Finnish Parliament's Lurch to Right Could Complicate EU Financial Bail-outs (4/18)     Print Email

Finland has sustained a political tsunami in a parliamentary election that brought a spectacular breakthrough for a eurosceptic and potentially isolationist party, the True Finns. It rocketed to near-equality with the county’s two leading parties, quadrupling its votes during the past election.

The True Finns party has had a meteoric rise in recent months as economic and ethnic tensions have roiled the EU, including even Nordic and Baltic nations that have been deemed pillars of stability. In 2007 in Finland’s last parliamentary election, the True Finns finished eighth among the parties, with less than two percent of the vote.

The True Finns, with a strongly anti-EU and anti-immigration platform, oppose Finnish participation in any EU bailouts, including the one currently being negotiated with Portugal.

A new coalition government could emerge between the front-running conservative National Coalition Party and the second-placed Social Democrats, but even with the True Finns excluded from government, Finland may emerge as a major obstacle for EU plans to maintain the eurozone. The Social Democrats have also voiced doubts about the terms of the proposed Portuguese bail-out.

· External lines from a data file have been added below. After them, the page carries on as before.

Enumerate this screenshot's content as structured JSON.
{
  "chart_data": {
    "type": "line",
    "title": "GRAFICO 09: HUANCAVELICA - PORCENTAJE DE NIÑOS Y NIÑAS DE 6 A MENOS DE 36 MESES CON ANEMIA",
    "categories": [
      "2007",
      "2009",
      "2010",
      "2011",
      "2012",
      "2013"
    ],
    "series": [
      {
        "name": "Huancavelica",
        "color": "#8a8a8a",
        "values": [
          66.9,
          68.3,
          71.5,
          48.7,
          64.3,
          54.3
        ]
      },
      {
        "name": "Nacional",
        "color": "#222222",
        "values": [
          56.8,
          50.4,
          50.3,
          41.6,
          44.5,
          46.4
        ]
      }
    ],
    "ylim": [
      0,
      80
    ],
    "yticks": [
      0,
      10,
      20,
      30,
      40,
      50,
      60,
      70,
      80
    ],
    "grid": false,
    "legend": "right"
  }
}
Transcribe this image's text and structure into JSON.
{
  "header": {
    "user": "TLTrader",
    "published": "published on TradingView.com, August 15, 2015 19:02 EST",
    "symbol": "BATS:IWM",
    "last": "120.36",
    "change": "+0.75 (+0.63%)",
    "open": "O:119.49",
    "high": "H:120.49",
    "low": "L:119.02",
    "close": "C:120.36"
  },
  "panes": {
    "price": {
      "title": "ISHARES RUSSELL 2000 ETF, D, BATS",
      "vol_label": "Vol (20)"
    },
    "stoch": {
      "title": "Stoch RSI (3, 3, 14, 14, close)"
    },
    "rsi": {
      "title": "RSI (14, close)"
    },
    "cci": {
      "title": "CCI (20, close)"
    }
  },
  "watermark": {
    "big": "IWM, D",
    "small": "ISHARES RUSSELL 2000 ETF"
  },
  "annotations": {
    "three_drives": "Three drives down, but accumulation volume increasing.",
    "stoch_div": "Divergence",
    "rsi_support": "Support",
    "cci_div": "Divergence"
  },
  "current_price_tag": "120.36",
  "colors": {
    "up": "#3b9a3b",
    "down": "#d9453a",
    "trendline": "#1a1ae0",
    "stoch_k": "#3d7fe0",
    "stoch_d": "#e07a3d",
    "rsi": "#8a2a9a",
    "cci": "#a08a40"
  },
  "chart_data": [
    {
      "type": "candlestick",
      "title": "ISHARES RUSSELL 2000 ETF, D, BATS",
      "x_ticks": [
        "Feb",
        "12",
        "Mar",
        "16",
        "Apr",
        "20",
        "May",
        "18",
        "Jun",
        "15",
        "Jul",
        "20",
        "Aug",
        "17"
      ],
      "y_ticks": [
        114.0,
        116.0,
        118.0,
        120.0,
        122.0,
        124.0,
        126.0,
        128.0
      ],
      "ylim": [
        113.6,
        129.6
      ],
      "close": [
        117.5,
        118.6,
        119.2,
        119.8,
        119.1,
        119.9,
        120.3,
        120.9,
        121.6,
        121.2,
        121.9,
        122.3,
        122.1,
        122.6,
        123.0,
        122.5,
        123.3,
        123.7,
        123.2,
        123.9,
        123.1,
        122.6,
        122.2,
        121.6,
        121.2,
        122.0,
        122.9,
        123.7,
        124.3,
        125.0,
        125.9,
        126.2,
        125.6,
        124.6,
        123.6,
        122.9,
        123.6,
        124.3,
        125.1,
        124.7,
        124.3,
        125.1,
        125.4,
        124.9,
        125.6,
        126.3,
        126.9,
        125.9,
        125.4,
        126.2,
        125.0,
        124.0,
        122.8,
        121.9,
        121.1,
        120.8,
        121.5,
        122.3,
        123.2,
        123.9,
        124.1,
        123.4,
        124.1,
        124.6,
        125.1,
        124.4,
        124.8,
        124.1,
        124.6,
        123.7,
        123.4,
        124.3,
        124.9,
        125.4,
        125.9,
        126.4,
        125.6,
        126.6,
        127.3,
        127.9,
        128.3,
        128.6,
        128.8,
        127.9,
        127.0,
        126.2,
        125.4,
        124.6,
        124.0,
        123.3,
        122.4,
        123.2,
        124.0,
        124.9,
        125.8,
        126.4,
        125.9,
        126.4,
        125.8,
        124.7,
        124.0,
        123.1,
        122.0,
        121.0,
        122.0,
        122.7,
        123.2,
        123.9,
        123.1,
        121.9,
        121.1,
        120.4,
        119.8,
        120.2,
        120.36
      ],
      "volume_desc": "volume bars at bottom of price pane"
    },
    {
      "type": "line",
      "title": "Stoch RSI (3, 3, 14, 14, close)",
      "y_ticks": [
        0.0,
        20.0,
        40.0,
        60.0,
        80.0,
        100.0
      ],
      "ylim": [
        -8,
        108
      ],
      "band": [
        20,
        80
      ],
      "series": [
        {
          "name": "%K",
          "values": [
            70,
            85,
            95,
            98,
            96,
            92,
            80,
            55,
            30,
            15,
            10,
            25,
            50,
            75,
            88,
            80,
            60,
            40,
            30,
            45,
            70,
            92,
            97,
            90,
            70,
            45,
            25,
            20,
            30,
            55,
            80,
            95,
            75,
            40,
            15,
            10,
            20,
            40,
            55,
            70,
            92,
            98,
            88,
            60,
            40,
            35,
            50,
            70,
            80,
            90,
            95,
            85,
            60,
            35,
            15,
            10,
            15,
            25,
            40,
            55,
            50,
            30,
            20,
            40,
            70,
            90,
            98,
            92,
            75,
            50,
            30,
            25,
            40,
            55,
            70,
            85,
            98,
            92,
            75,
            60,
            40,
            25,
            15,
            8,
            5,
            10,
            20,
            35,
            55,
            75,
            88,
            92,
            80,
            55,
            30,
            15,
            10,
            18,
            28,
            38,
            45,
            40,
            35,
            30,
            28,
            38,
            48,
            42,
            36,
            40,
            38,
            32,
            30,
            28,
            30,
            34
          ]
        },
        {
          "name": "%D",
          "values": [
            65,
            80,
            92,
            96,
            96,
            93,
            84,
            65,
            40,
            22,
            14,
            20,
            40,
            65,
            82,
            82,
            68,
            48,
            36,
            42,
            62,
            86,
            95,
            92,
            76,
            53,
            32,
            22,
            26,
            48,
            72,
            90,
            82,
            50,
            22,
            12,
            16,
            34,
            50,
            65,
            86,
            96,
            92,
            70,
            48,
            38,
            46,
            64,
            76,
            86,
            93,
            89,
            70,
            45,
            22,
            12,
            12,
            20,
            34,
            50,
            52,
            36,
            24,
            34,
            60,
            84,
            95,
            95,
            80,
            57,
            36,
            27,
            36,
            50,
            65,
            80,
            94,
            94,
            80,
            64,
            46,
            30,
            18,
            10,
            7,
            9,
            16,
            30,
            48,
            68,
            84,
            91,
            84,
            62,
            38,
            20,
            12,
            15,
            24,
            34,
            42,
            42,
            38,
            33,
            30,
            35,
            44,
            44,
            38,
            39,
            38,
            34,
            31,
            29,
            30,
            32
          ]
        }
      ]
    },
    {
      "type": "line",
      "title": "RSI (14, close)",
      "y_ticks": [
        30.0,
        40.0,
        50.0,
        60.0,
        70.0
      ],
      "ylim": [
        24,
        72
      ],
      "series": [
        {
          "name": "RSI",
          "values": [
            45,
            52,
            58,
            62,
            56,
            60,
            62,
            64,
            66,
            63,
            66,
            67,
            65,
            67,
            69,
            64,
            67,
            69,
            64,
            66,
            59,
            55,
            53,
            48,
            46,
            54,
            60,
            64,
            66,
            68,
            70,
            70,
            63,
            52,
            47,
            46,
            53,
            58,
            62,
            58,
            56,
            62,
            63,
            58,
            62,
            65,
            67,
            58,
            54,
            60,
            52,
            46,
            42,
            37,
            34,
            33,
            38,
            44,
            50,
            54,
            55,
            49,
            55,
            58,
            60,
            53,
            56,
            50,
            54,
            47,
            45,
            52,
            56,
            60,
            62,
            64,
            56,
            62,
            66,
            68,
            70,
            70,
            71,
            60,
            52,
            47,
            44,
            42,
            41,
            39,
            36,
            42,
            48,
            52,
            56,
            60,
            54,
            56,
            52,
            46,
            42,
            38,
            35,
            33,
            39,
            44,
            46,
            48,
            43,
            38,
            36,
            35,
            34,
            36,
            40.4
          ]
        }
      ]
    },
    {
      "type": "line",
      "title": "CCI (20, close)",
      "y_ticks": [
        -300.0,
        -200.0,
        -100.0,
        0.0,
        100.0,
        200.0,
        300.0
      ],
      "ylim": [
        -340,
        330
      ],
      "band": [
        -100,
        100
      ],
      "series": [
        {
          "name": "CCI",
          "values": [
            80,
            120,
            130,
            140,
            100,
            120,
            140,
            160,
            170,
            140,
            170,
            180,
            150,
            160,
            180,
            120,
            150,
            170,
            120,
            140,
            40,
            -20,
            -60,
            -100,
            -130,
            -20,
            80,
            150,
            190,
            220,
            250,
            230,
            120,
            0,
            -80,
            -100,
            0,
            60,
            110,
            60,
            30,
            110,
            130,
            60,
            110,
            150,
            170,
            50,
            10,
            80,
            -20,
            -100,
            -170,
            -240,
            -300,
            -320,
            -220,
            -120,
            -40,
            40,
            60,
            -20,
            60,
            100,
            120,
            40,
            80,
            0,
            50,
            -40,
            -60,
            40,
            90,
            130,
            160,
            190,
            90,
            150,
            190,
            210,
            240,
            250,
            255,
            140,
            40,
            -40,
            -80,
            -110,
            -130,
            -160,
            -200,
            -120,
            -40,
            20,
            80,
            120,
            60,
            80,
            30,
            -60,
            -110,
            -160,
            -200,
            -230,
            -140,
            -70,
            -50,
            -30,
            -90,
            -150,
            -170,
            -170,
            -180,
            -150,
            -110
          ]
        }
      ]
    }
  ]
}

More significantly, Finland is the first EU member state where a country’s participation in an EU bailout has to be approved by the national parliament. As a result, this nation of 5.6 million people may shift from being a quietly positive member of the eurozone to becoming an obstacle to EU consensus.

Timo Soini, 48,  the leader of the populist True Finns, has indicated that he would not seek to veto  a concerted EU bail-out – provided that Finland did not have to help pay for it.

"Our money must not be splashed out on mechanisms that don't work," Soini told Finnish YLE radio.

"We won't be dictating conditions for the rest of Europe but we will maintain the right for Finland to decide for itself on money matters," he said. "Finnish cows must be milked in Finland and we shouldn't send their milk for charity outside the borders of this country."

If Finland votes against a Portuguese bailout program, the European Financial Stability Facility would be paralyzed; if it merely abstains, the remaining eurozone countries could in theory go ahead with a bailout without Finnish contributions.

However, that means other countries would have to make up for the lost guarantees, a scenario that would run into opposition in other well-off states like Germany, the Netherlands or Austria, where sentiment against the bailouts also runs high.

Soini's showing struck a poerful new chord in Finnish politics. Finland has had a strong (but largely undebated) national consensus led by elite opinion favoring steady support of the EU since joining in 1995 and the euro since joining it in 2002. It may take weeks to measure what role, if any, his party will play in the next Finnish government.

Helsinki’s stance could become less cooperative if Mr. Soini’s influence grows, fueling an expanding a voter backlash accross Europe against EU financial rescues for eurozone laggards.

A thick-set bear of a man, the jovial Soini – who is a member of the European Parliament -- thrives on challenging the established political parties with his rejection of European integration, dislike of the euro and his anti-immigration rhetoric. He is described as a politiian who is ultimately pragmatic. But even if he is not part of the new coalition to be formed in coming weeks, his party, with some political horse-trading, might be able to muster a parliamentary majority to back his views on the bail-out issue and eurozone rescue mechanism known as the European Financial Stability Mechanism.